I'm reading Radford M. Neal's paper Annealed Importance Sampling here .
In Section $3$, titled Accuracy of importance sampling estimates, page $7$, there is an equality I do not understand. Supposing we have a random variable $x$, a function $a$ of $x$, where $x$ has density proportional to $f(x)$. Sampling from another distribution, the importance sampling estimate $\bar{a}$ for $\mathbb{E}_f[a]$, based on points $x^{(i)}$ drawn independently from the density proportional to $g(x)$ is given by
$$ \bar{a} = \sum_{i=1}^{N} w^{(i)} a(x^{(i)}) / \sum_{i=1}^{N} w^{(i)} = N^{-1} \sum_{i=1}^{N} w^{(i)} a(x^{(i)}) / N^{-1}\sum_{i=1}^{N} w^{(i)}$$
where $w^{(i)} = \frac{f(x^{(i)})}{g(x^{(i)})}$ are the importance weights.

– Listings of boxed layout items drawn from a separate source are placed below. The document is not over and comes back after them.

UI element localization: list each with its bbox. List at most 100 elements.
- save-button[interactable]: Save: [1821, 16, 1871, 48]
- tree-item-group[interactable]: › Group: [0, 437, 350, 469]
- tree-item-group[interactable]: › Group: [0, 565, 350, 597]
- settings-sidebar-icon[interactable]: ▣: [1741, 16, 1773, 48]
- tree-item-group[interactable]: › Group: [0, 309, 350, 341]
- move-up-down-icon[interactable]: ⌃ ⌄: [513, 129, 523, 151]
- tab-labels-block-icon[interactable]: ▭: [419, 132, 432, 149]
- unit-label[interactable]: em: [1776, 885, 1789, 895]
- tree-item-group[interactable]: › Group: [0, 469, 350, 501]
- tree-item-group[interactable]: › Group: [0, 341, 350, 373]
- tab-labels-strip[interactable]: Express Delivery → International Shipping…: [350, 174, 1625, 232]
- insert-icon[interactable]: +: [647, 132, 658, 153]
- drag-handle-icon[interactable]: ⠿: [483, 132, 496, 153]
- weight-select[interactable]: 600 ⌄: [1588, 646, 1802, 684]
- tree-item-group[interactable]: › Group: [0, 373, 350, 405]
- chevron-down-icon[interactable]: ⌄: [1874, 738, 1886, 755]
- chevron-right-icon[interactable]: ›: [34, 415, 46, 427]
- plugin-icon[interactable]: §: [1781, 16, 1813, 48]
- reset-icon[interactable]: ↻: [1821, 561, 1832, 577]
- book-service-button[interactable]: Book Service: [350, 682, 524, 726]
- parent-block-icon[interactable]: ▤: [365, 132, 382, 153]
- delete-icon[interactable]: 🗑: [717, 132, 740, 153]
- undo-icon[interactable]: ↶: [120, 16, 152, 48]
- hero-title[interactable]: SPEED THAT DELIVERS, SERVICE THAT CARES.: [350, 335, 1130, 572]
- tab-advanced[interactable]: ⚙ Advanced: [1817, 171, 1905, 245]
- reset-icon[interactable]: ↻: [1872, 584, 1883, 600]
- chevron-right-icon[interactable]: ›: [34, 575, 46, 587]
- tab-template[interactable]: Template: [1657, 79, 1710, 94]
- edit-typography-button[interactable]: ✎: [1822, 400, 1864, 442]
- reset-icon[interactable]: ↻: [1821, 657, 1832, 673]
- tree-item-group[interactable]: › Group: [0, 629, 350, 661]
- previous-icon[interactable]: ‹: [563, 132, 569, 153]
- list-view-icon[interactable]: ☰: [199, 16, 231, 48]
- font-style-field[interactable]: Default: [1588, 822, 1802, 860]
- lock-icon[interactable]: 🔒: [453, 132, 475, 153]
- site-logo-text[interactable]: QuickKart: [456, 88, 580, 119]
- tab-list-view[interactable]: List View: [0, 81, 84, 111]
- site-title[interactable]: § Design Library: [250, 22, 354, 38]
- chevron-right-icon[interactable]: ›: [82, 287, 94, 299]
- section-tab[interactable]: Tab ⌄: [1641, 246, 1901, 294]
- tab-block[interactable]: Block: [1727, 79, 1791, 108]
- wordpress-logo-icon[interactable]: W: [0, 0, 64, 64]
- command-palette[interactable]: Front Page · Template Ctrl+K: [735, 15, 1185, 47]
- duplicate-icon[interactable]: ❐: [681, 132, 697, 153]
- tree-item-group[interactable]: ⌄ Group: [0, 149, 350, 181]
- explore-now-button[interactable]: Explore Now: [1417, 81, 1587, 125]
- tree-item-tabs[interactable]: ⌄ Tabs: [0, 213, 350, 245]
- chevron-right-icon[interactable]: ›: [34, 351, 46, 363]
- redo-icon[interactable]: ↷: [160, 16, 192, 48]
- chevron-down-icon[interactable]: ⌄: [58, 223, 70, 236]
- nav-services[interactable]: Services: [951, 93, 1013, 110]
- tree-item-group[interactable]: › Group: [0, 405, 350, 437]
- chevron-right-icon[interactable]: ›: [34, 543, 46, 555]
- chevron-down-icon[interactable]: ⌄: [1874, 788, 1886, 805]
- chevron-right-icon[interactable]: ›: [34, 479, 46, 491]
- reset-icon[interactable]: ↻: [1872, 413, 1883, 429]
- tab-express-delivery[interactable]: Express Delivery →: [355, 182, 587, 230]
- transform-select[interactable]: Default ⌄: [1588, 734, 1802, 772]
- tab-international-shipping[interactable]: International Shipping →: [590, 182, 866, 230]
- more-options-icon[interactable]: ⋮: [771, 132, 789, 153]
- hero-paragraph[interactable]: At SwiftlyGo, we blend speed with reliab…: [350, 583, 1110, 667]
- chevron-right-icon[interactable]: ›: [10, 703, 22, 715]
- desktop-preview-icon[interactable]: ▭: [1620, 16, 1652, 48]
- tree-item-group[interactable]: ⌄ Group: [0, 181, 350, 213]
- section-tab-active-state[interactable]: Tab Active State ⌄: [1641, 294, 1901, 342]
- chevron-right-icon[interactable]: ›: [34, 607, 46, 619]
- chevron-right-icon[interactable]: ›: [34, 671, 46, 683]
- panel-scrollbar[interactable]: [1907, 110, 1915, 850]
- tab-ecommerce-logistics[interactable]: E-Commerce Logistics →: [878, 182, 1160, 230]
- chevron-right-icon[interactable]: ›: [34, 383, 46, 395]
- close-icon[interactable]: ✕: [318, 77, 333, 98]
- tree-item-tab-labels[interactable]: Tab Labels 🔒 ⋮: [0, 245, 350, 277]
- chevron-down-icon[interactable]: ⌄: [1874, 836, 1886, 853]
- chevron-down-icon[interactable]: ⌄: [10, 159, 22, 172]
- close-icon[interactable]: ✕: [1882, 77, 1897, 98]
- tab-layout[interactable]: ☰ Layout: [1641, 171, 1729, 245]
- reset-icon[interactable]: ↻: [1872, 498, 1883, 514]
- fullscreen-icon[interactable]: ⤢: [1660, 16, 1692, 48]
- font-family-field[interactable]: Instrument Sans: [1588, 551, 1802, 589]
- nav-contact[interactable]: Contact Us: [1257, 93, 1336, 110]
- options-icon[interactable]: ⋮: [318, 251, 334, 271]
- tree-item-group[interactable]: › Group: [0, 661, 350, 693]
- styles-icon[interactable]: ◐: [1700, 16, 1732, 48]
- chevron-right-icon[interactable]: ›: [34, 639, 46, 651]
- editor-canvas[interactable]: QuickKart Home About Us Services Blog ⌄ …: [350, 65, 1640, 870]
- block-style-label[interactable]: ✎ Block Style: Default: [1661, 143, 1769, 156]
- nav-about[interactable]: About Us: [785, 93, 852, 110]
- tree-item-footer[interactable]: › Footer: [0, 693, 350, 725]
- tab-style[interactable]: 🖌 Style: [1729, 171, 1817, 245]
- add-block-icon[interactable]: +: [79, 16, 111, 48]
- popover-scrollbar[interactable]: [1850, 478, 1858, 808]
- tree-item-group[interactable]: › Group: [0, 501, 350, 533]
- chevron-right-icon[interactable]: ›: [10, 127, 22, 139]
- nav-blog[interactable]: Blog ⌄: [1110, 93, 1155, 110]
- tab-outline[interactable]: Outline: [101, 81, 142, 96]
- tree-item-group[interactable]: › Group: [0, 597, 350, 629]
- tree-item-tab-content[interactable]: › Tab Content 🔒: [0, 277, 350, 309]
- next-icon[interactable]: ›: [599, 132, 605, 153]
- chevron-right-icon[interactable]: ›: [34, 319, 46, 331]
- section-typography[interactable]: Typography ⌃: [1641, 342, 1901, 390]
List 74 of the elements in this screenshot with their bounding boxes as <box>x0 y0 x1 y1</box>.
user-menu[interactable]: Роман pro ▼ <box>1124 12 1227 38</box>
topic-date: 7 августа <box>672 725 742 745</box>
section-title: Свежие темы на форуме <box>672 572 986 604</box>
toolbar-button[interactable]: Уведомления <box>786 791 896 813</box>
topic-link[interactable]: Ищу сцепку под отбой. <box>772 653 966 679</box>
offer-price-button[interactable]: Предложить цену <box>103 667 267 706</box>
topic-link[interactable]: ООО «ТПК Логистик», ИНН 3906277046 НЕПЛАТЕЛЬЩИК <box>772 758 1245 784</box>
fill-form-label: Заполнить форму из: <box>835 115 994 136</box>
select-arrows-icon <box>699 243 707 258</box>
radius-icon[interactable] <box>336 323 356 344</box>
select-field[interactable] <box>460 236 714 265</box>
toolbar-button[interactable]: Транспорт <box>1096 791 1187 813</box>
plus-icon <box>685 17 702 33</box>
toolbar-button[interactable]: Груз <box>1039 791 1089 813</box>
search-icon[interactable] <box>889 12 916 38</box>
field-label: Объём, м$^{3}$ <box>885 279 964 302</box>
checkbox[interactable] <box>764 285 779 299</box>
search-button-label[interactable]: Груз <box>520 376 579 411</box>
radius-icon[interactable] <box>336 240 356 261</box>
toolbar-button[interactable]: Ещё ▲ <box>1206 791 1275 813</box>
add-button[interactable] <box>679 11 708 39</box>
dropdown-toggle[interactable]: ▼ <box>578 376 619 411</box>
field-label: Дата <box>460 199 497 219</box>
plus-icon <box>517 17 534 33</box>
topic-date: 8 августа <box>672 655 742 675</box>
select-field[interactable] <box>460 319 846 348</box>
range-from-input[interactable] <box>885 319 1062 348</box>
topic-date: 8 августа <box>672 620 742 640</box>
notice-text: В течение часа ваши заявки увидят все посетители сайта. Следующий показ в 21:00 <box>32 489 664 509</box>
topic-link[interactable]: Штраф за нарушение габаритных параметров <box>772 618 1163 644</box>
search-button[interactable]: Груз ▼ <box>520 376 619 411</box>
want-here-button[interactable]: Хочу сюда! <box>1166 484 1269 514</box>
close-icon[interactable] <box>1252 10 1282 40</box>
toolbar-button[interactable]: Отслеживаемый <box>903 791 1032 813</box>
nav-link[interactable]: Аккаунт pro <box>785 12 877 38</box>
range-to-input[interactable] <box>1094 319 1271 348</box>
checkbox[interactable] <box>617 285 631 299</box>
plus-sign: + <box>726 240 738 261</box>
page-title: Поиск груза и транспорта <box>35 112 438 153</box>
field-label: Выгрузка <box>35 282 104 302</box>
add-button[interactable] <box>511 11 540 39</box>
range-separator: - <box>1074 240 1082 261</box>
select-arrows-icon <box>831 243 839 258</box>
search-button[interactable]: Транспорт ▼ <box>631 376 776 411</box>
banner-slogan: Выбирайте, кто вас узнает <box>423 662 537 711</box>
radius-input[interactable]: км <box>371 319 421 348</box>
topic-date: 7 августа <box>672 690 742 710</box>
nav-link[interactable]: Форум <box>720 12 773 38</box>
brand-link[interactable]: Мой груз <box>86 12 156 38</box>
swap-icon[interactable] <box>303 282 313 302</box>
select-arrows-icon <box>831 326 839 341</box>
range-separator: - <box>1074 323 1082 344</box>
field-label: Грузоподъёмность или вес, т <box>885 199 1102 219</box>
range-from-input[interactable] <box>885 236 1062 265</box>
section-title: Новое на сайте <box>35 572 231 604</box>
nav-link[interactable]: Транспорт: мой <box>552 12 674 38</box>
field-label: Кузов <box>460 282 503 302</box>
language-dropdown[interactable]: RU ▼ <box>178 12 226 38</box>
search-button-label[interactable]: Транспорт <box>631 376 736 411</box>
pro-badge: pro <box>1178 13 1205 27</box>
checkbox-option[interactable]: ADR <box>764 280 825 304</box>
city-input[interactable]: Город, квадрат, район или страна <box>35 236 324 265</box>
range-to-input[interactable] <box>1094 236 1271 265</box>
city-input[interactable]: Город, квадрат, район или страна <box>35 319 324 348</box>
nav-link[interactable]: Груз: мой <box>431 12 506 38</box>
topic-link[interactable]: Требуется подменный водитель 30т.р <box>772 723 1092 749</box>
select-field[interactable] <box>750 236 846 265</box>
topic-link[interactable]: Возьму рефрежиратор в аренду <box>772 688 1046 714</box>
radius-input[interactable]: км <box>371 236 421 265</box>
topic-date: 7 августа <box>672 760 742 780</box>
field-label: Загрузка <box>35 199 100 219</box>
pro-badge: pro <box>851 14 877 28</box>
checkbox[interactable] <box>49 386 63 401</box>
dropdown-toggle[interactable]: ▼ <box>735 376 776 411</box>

Summarizing for conciseness, an estimate, equation $15$, by $$ Var_g(\bar{a}) \approx N^{-1} \mathbb E_g [(w^{(i)}(a(x^{(i)}-\mathbb{E}_f(a))^2]/\mathbb{E}[w^{(i)})]^2$$ The author then writes
When $w^{(i)}$ and $a(x^{(i)})$ are independent under $g$, equation $15$ (the above), simplifies to $$ Var_g(\bar{a}) \approx N^{-1} \mathbb E_g [(w^{(i)})^{2}] \mathbb{E}_g[(a(x^{(i)}-\mathbb{E}_f(a))^2]/\mathbb{E}_g[w^{(i)})]^2$$ $$ = N^{-1} [1+ Var_g[w^{(i)}/\mathbb{E}_g(w^{(i)})]]Var_f[a(x^{(i)})]$$
where the last step uses the following: $$Var_f[a(x^{(i)}] = \mathbb{E}_f[(a(x^{(i)})-\mathbb{E}_f(a))^2] = \mathbb{E}_g[w^{(i)}(a(x^{(i)})-\mathbb{E}_f(a))^2]/\mathbb{E}_g[w^{(i)}]$$ $$ = \mathbb{E}_g[(a(x^{(i)})-\mathbb{E}_f(a))^2]$$
This last equation is fine, but I'm confused by the $[1+ Var_g[w^{(i)}/\mathbb{E}_g(w^{(i)})]$ term, which must equal $\mathbb E_g [(w^{(i)})^2] /\mathbb{E}_g[w^{(i)})]^2$ (I think).
Examining the latter, we have
$$\mathbb E_g [(w^{(i)})^{2}] /\mathbb{E}_g[w^{(i)}]^2 = \frac{\sum_{x \in X} \frac{f(x)^2}{g(x)^2} g(x)}{(\sum_{x \in X}\frac{f(x)}{g(x)}g(x))^2}$$
It's not obvious for me how to proceed, any insights appreciated.
I'll write $w^{(i)}=w$ to make the notation easier to read, and $\mathbb{E}_g = \mathbb{E}$, then as you suggest the term is:
\begin{align*} \frac{\mathbb{E} (w^2)}{[\mathbb{E}(w)]^2} &= \frac{\mathbb{E} (w^2)-[\mathbb{E}(w)]^2 + [\mathbb{E}(w)]^2}{[\mathbb{E}(w)]^2}\\ &= \frac{\text{Var}(w) + [\mathbb{E}(w)]^2}{[\mathbb{E}(w)]^2}\\ &= \frac{\text{Var}(w)}{[\mathbb{E}(w)]^2}+1\\ &= \text{Var} \left ( \frac{w}{\mathbb{E}(w)}\right )+1 \end{align*} since $\mathbb{E}(w)$ is a constant.